Closed cnelson closed 8 years ago
In most cases that should not be called. That restart occurs as a last ditch effort to ensure that the designated IP is correctly set on the VM. If at this point the ip in VMWare still does not reflect the static IP assigned to the machine, it will reboot in an to ensure the IP is correctly set.
When I see this happen, it usually means there is some other network or domain related issue happening with the box but I cant recall the specifics.
I assume you are trying to give your VMs a static IP? Do you see that IP registered with the VM in your vsphere client with that reboot removed?
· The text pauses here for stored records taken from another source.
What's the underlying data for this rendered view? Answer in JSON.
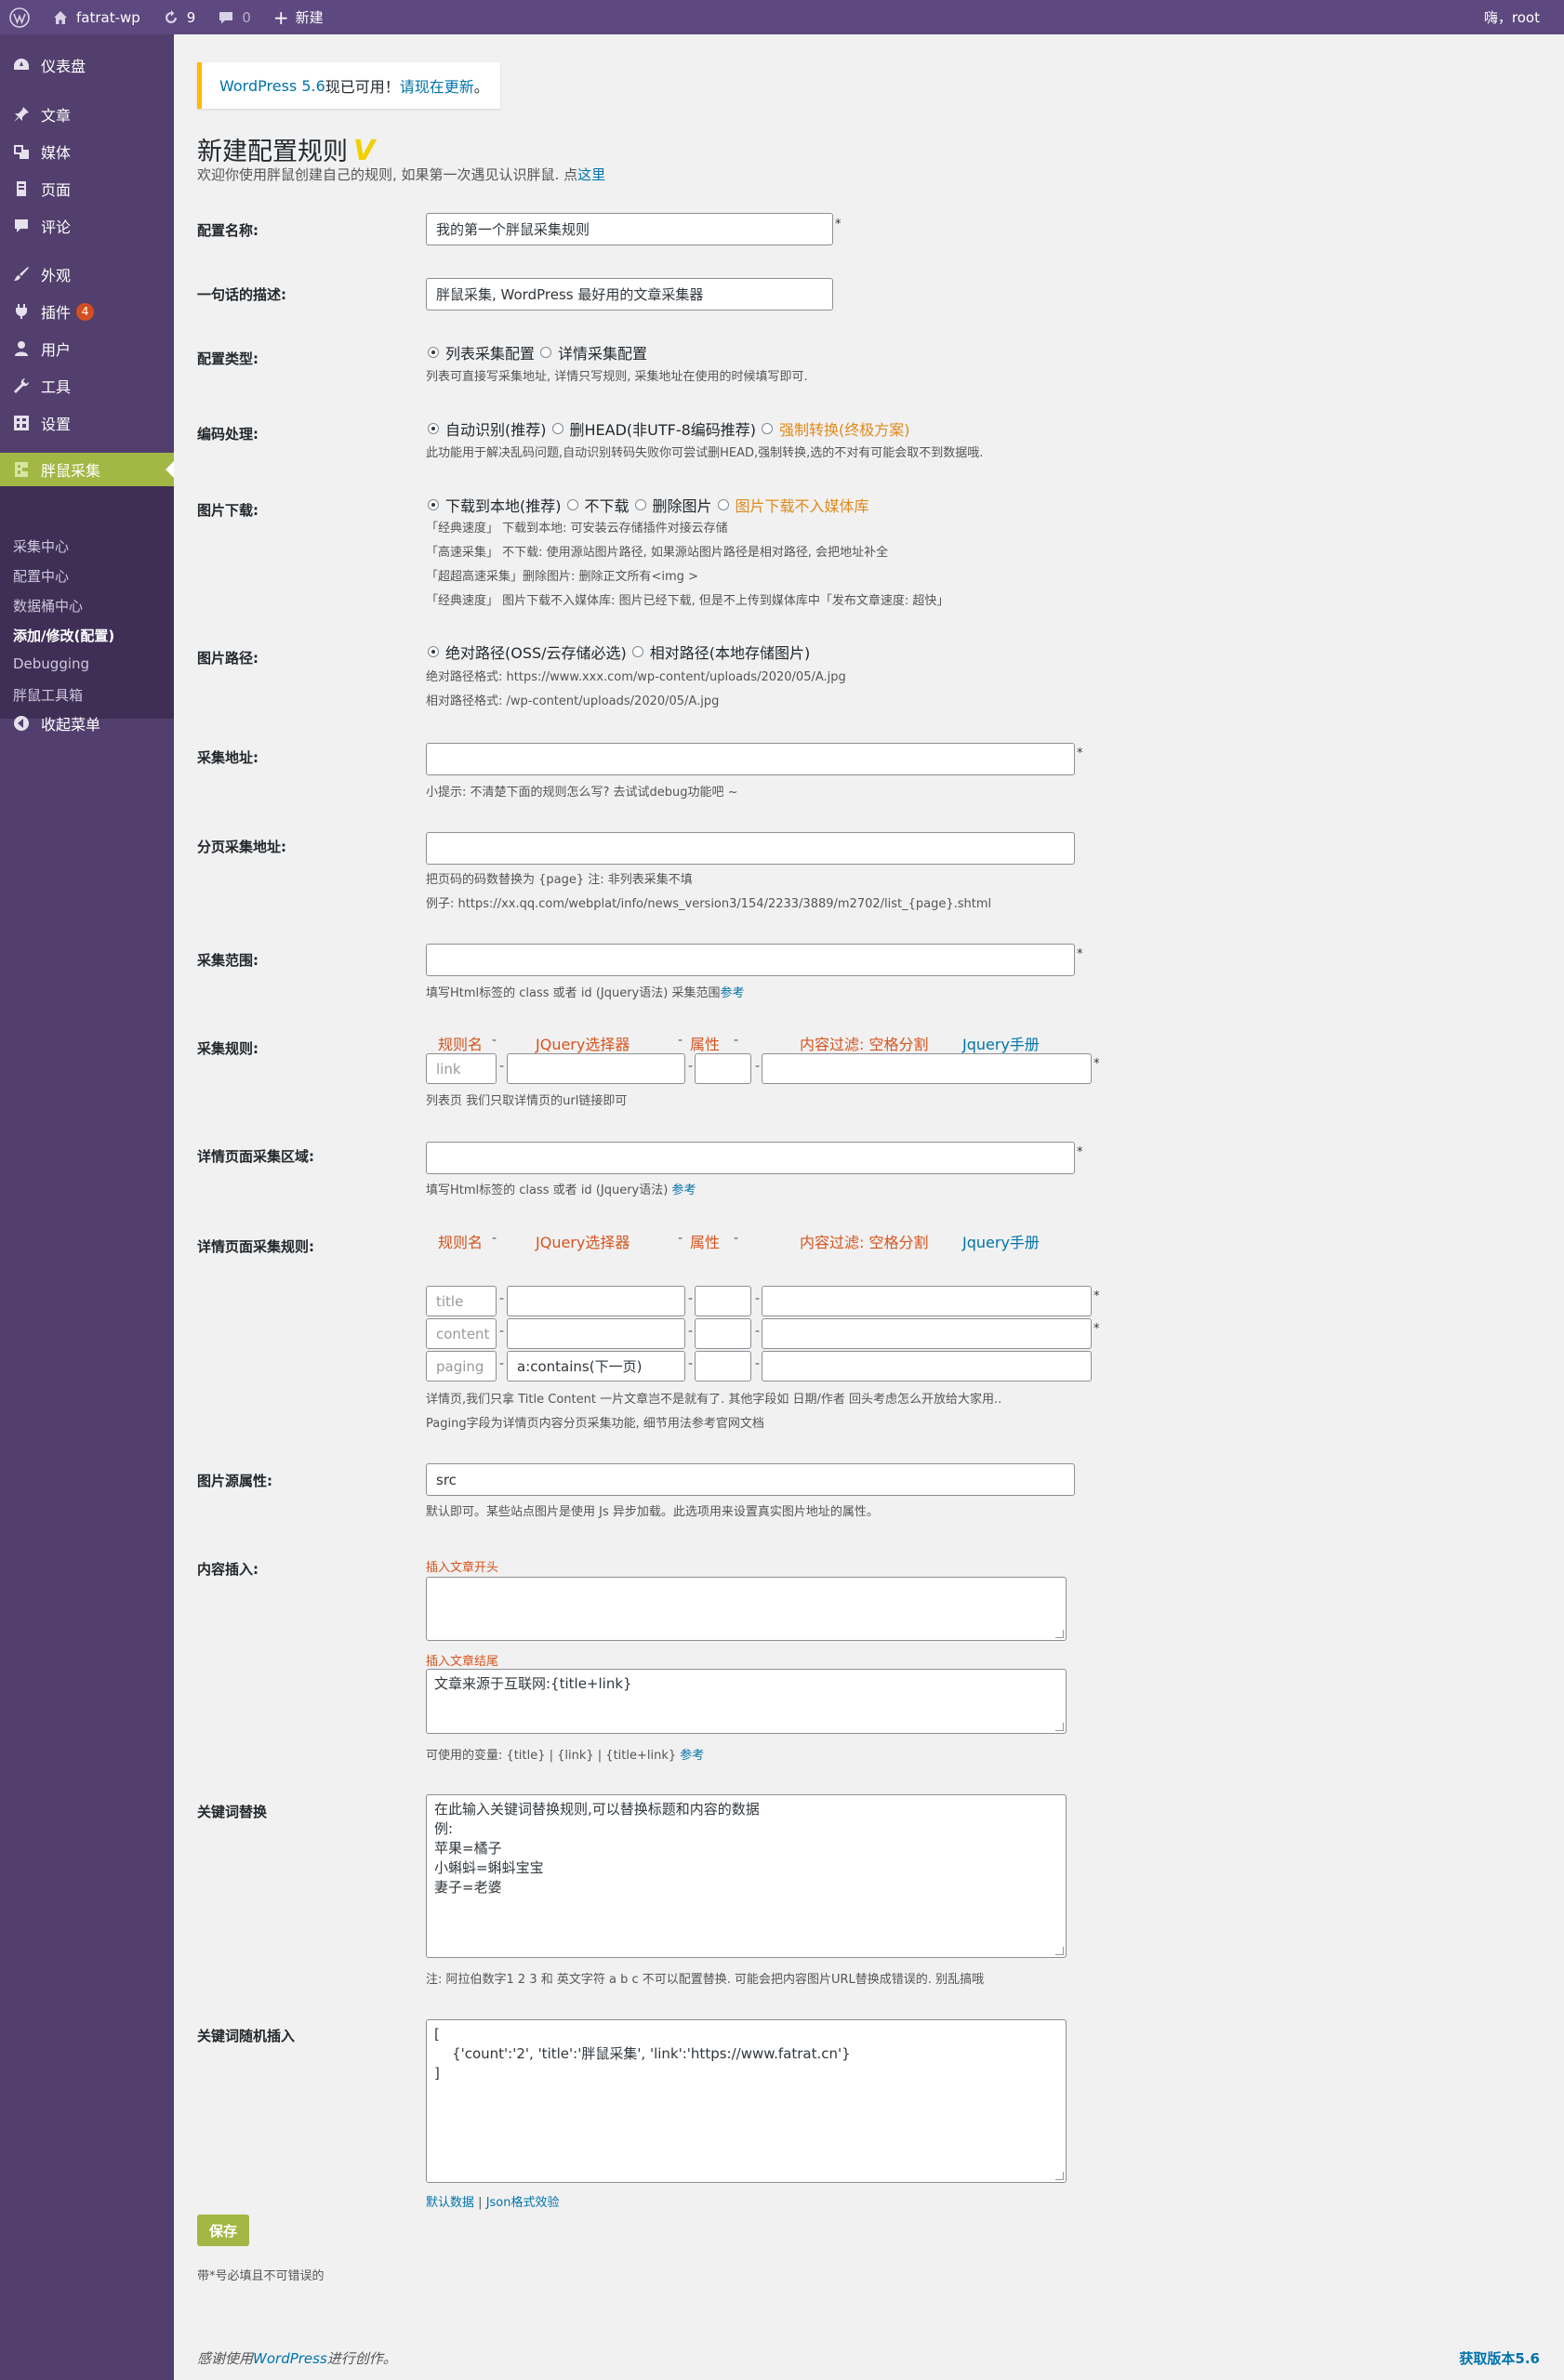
{
  "adminbar": {
    "site_name": "fatrat-wp",
    "updates_count": "9",
    "comments_count": "0",
    "new_label": "新建",
    "greeting": "嗨，root"
  },
  "sidebar": {
    "items": [
      {
        "label": "仪表盘",
        "icon": "dashboard-icon"
      },
      {
        "label": "文章",
        "icon": "pin-icon"
      },
      {
        "label": "媒体",
        "icon": "media-icon"
      },
      {
        "label": "页面",
        "icon": "page-icon"
      },
      {
        "label": "评论",
        "icon": "comment-icon"
      },
      {
        "label": "外观",
        "icon": "brush-icon"
      },
      {
        "label": "插件",
        "icon": "plugin-icon",
        "badge": "4"
      },
      {
        "label": "用户",
        "icon": "user-icon"
      },
      {
        "label": "工具",
        "icon": "wrench-icon"
      },
      {
        "label": "设置",
        "icon": "settings-icon"
      },
      {
        "label": "胖鼠采集",
        "icon": "fatrat-icon"
      },
      {
        "label": "收起菜单",
        "icon": "collapse-icon"
      }
    ],
    "submenu": [
      "采集中心",
      "配置中心",
      "数据桶中心",
      "添加/修改(配置)",
      "Debugging",
      "胖鼠工具箱"
    ]
  },
  "notice": {
    "prefix": "WordPress 5.6",
    "middle": "现已可用！",
    "link": "请现在更新",
    "suffix": "。"
  },
  "page": {
    "title": "新建配置规则",
    "checkmark": "V",
    "intro_text": "欢迎你使用胖鼠创建自己的规则, 如果第一次遇见认识胖鼠. 点",
    "intro_link": "这里"
  },
  "form": {
    "config_name": {
      "label": "配置名称:",
      "value": "我的第一个胖鼠采集规则",
      "star": "*"
    },
    "description": {
      "label": "一句话的描述:",
      "value": "胖鼠采集, WordPress 最好用的文章采集器"
    },
    "config_type": {
      "label": "配置类型:",
      "options": [
        "列表采集配置",
        "详情采集配置"
      ],
      "desc": "列表可直接写采集地址, 详情只写规则, 采集地址在使用的时候填写即可."
    },
    "encoding": {
      "label": "编码处理:",
      "options": [
        "自动识别(推荐)",
        "删HEAD(非UTF-8编码推荐)",
        "强制转换(终极方案)"
      ],
      "desc": "此功能用于解决乱码问题,自动识别转码失败你可尝试删HEAD,强制转换,选的不对有可能会取不到数据哦."
    },
    "image_download": {
      "label": "图片下载:",
      "options": [
        "下载到本地(推荐)",
        "不下载",
        "删除图片",
        "图片下载不入媒体库"
      ],
      "desc_lines": [
        "「经典速度」 下载到本地: 可安装云存储插件对接云存储",
        "「高速采集」 不下载: 使用源站图片路径, 如果源站图片路径是相对路径, 会把地址补全",
        "「超超高速采集」删除图片: 删除正文所有<img >",
        "「经典速度」 图片下载不入媒体库: 图片已经下载, 但是不上传到媒体库中「发布文章速度: 超快」"
      ]
    },
    "image_path": {
      "label": "图片路径:",
      "options": [
        "绝对路径(OSS/云存储必选)",
        "相对路径(本地存储图片)"
      ],
      "desc_lines": [
        "绝对路径格式: https://www.xxx.com/wp-content/uploads/2020/05/A.jpg",
        "相对路径格式: /wp-content/uploads/2020/05/A.jpg"
      ]
    },
    "collect_url": {
      "label": "采集地址:",
      "hint": "小提示: 不清楚下面的规则怎么写? 去试试debug功能吧 ~"
    },
    "paging_url": {
      "label": "分页采集地址:",
      "desc_lines": [
        "把页码的码数替换为 {page} 注: 非列表采集不填",
        "例子: https://xx.qq.com/webplat/info/news_version3/154/2233/3889/m2702/list_{page}.shtml"
      ]
    },
    "range": {
      "label": "采集范围:",
      "desc": "填写Html标签的 class 或者 id (Jquery语法) 采集范围",
      "link": "参考"
    },
    "rules_header": {
      "name": "规则名",
      "selector": "JQuery选择器",
      "attr": "属性",
      "filter": "内容过滤: 空格分割",
      "manual": "Jquery手册"
    },
    "collect_rules": {
      "label": "采集规则:",
      "row_name": "link",
      "desc": "列表页 我们只取详情页的url链接即可"
    },
    "detail_area": {
      "label": "详情页面采集区域:",
      "desc": "填写Html标签的 class 或者 id (Jquery语法)",
      "link": "参考"
    },
    "detail_rules": {
      "label": "详情页面采集规则:",
      "rows": [
        {
          "name": "title",
          "selector": ""
        },
        {
          "name": "content",
          "selector": ""
        },
        {
          "name": "paging",
          "selector": "a:contains(下一页)"
        }
      ],
      "desc_lines": [
        "详情页,我们只拿 Title Content 一片文章岂不是就有了. 其他字段如 日期/作者 回头考虑怎么开放给大家用..",
        "Paging字段为详情页内容分页采集功能, 细节用法参考官网文档"
      ]
    },
    "image_src": {
      "label": "图片源属性:",
      "value": "src",
      "desc": "默认即可。某些站点图片是使用 Js 异步加载。此选项用来设置真实图片地址的属性。"
    },
    "content_insert": {
      "label": "内容插入:",
      "head_label": "插入文章开头",
      "head_value": "",
      "tail_label": "插入文章结尾",
      "tail_value": "文章来源于互联网:{title+link}",
      "vars_text": "可使用的变量: {title} | {link} | {title+link}",
      "vars_link": "参考"
    },
    "keyword_replace": {
      "label": "关键词替换",
      "value": "在此输入关键词替换规则,可以替换标题和内容的数据\n例:\n苹果=橘子\n小蝌蚪=蝌蚪宝宝\n妻子=老婆",
      "desc": "注: 阿拉伯数字1 2 3 和 英文字符 a b c 不可以配置替换. 可能会把内容图片URL替换成错误的. 别乱搞哦"
    },
    "keyword_random": {
      "label": "关键词随机插入",
      "value": "[\n    {'count':'2', 'title':'胖鼠采集', 'link':'https://www.fatrat.cn'}\n]",
      "link_default": "默认数据",
      "separator": "|",
      "link_json": "Json格式效验"
    },
    "save_label": "保存",
    "required_note": "带*号必填且不可错误的"
  },
  "footer": {
    "left_text": "感谢使用",
    "left_link": "WordPress",
    "left_suffix": "进行创作。",
    "right": "获取版本5.6"
  },
  "colors": {
    "adminbar": "#5d4980",
    "sidebar": "#523f6d",
    "submenu": "#3f2f56",
    "accent": "#a3b745",
    "link": "#0073aa",
    "orange": "#e08a1d",
    "notice_border": "#ffb900"
  }
}
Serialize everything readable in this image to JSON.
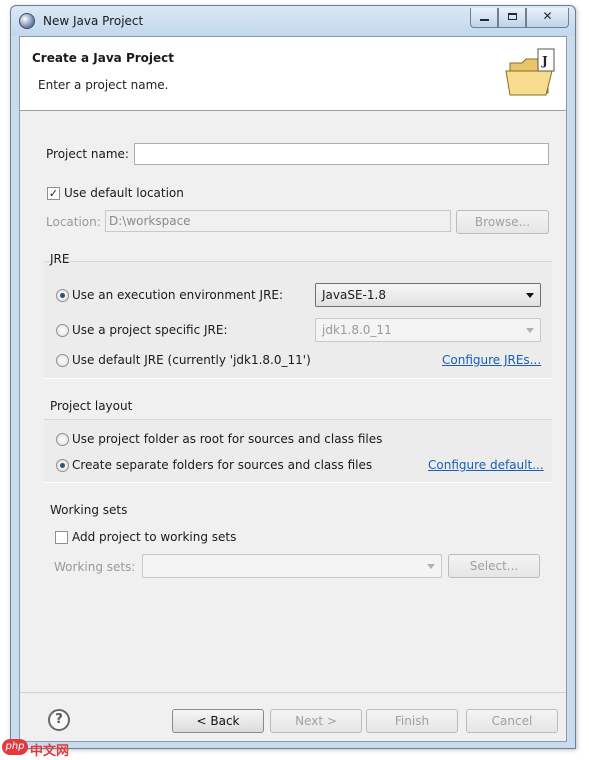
{
  "window": {
    "title": "New Java Project"
  },
  "header": {
    "title": "Create a Java Project",
    "description": "Enter a project name."
  },
  "project": {
    "name_label": "Project name:",
    "name_value": "",
    "use_default_location_label": "Use default location",
    "use_default_location_checked": true,
    "location_label": "Location:",
    "location_value": "D:\\workspace",
    "browse_label": "Browse..."
  },
  "jre": {
    "group_label": "JRE",
    "option_execution_env_label": "Use an execution environment JRE:",
    "execution_env_value": "JavaSE-1.8",
    "option_project_specific_label": "Use a project specific JRE:",
    "project_specific_value": "jdk1.8.0_11",
    "option_default_label": "Use default JRE (currently 'jdk1.8.0_11')",
    "configure_jres_link": "Configure JREs...",
    "selected": "execution_env"
  },
  "layout": {
    "group_label": "Project layout",
    "option_root_label": "Use project folder as root for sources and class files",
    "option_separate_label": "Create separate folders for sources and class files",
    "configure_default_link": "Configure default...",
    "selected": "separate"
  },
  "working_sets": {
    "group_label": "Working sets",
    "add_label": "Add project to working sets",
    "add_checked": false,
    "sets_label": "Working sets:",
    "select_label": "Select..."
  },
  "footer": {
    "back_label": "< Back",
    "next_label": "Next >",
    "finish_label": "Finish",
    "cancel_label": "Cancel"
  },
  "watermark": {
    "logo": "php",
    "text": "中文网"
  },
  "colors": {
    "link": "#1a5fb4",
    "title_bar": "#c9dcee",
    "dialog_bg": "#f0f0f0"
  }
}
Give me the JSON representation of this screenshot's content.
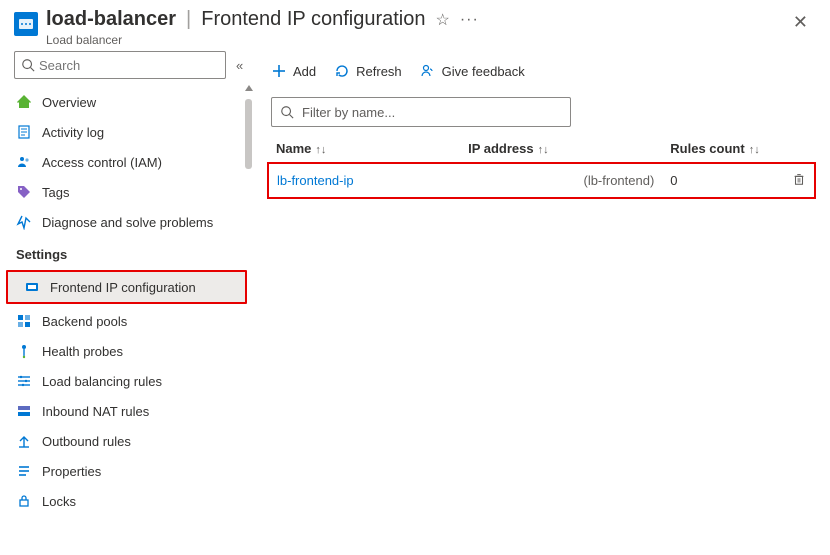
{
  "header": {
    "resource_name": "load-balancer",
    "blade_title": "Frontend IP configuration",
    "subtitle": "Load balancer",
    "separator": "|"
  },
  "sidebar": {
    "search_placeholder": "Search",
    "items": [
      {
        "label": "Overview",
        "icon": "overview"
      },
      {
        "label": "Activity log",
        "icon": "activity"
      },
      {
        "label": "Access control (IAM)",
        "icon": "iam"
      },
      {
        "label": "Tags",
        "icon": "tags"
      },
      {
        "label": "Diagnose and solve problems",
        "icon": "diagnose"
      }
    ],
    "settings_label": "Settings",
    "settings_items": [
      {
        "label": "Frontend IP configuration",
        "icon": "frontend",
        "active": true,
        "highlight": true
      },
      {
        "label": "Backend pools",
        "icon": "backend"
      },
      {
        "label": "Health probes",
        "icon": "probes"
      },
      {
        "label": "Load balancing rules",
        "icon": "lbrules"
      },
      {
        "label": "Inbound NAT rules",
        "icon": "nat"
      },
      {
        "label": "Outbound rules",
        "icon": "outbound"
      },
      {
        "label": "Properties",
        "icon": "properties"
      },
      {
        "label": "Locks",
        "icon": "locks"
      }
    ]
  },
  "toolbar": {
    "add_label": "Add",
    "refresh_label": "Refresh",
    "feedback_label": "Give feedback"
  },
  "filter": {
    "placeholder": "Filter by name..."
  },
  "table": {
    "cols": {
      "name": "Name",
      "ip": "IP address",
      "rules": "Rules count"
    },
    "rows": [
      {
        "name": "lb-frontend-ip",
        "ip_sub": "(lb-frontend)",
        "rules": "0"
      }
    ]
  }
}
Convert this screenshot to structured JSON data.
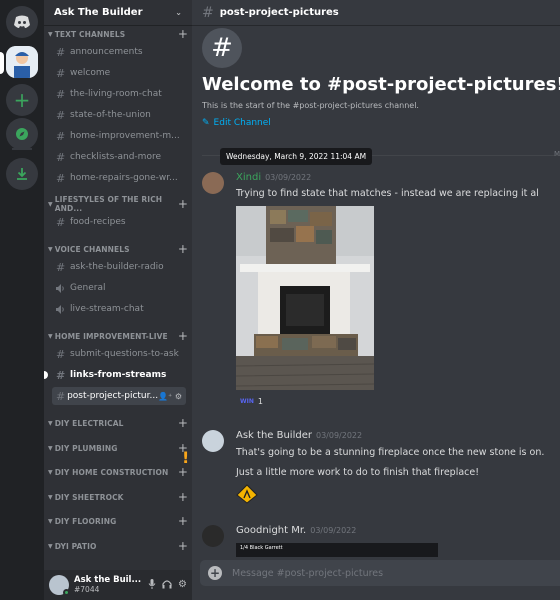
{
  "server": {
    "name": "Ask The Builder"
  },
  "categories": [
    {
      "key": "text",
      "label": "TEXT CHANNELS"
    },
    {
      "key": "lifestyles",
      "label": "LIFESTYLES OF THE RICH AND..."
    },
    {
      "key": "voice",
      "label": "VOICE CHANNELS"
    },
    {
      "key": "home_improvement",
      "label": "HOME IMPROVEMENT-LIVE"
    },
    {
      "key": "diy_electrical",
      "label": "DIY ELECTRICAL"
    },
    {
      "key": "diy_plumbing",
      "label": "DIY PLUMBING"
    },
    {
      "key": "diy_home_construction",
      "label": "DIY HOME CONSTRUCTION"
    },
    {
      "key": "diy_sheetrock",
      "label": "DIY SHEETROCK"
    },
    {
      "key": "diy_flooring",
      "label": "DIY FLOORING"
    },
    {
      "key": "dyi_patio",
      "label": "DYI PATIO"
    }
  ],
  "channels": {
    "text": [
      "announcements",
      "welcome",
      "the-living-room-chat",
      "state-of-the-union",
      "home-improvement-m...",
      "checklists-and-more",
      "home-repairs-gone-wr..."
    ],
    "lifestyles": [
      "food-recipes"
    ],
    "voice": [
      "ask-the-builder-radio",
      "General",
      "live-stream-chat"
    ],
    "home_improvement": [
      "submit-questions-to-ask",
      "links-from-streams",
      "post-project-pictur..."
    ]
  },
  "user": {
    "name": "Ask the Buil...",
    "tag": "#7044"
  },
  "topbar": {
    "channel": "post-project-pictures"
  },
  "welcome": {
    "title": "Welcome to #post-project-pictures!",
    "subtitle": "This is the start of the #post-project-pictures channel.",
    "edit_label": "Edit Channel"
  },
  "tooltip": "Wednesday, March 9, 2022 11:04 AM",
  "date_edge": "M",
  "messages": [
    {
      "author": "Xindi",
      "author_color": "#3ba55d",
      "timestamp": "03/09/2022",
      "lines": [
        "Trying to find state that  matches - instead we are replacing it al"
      ],
      "reaction": {
        "emoji": "WIN",
        "count": "1"
      }
    },
    {
      "author": "Ask the Builder",
      "author_color": "#dcddde",
      "timestamp": "03/09/2022",
      "lines": [
        "That's going to be a stunning fireplace once the new stone is on.",
        "Just a little more work to do to finish that fireplace!"
      ]
    },
    {
      "author": "Goodnight Mr.",
      "author_color": "#dcddde",
      "timestamp": "03/09/2022",
      "embed": "1/4 Black Garrett"
    }
  ],
  "composer": {
    "placeholder": "Message #post-project-pictures"
  },
  "colors": {
    "accent": "#00aff4",
    "online": "#3ba55d"
  }
}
I actually see this issue primarily with machines that are DHCP. The machine gets an address from DHCP, vmware-tools in the guest communicates it back to VSphere, this driver sees the address, then reboots the machine anyway. Relevant snippet from a run:
- IP addresses found: []
- IP addresses found: []
- IP addresses found: ["10.102.101.198", "fe80::250:56ff:fe91:215"]
- rebooting...
Looking at the code it looks like wait_for_ip is succeeding but then the subsequent call to has_ip fails resulting in a reboot... Any suggestions how to debug this further?
Ahh ok. This makes sense but I don't think removing the reboot is the right fix for this. The current ip waiting logic is rather flawed for DHCP. It may be best to have attempt_ip just return if using DHCP. However, that might cause the wrong ip t obe recorded with the chef machine_spec
. The original ip of the vm template could end up in the machine spec which would be bad.
Fixing this would make this faster not only from eliminating the restart but it would eliminate the long wait for the ip that it will never get - minutes.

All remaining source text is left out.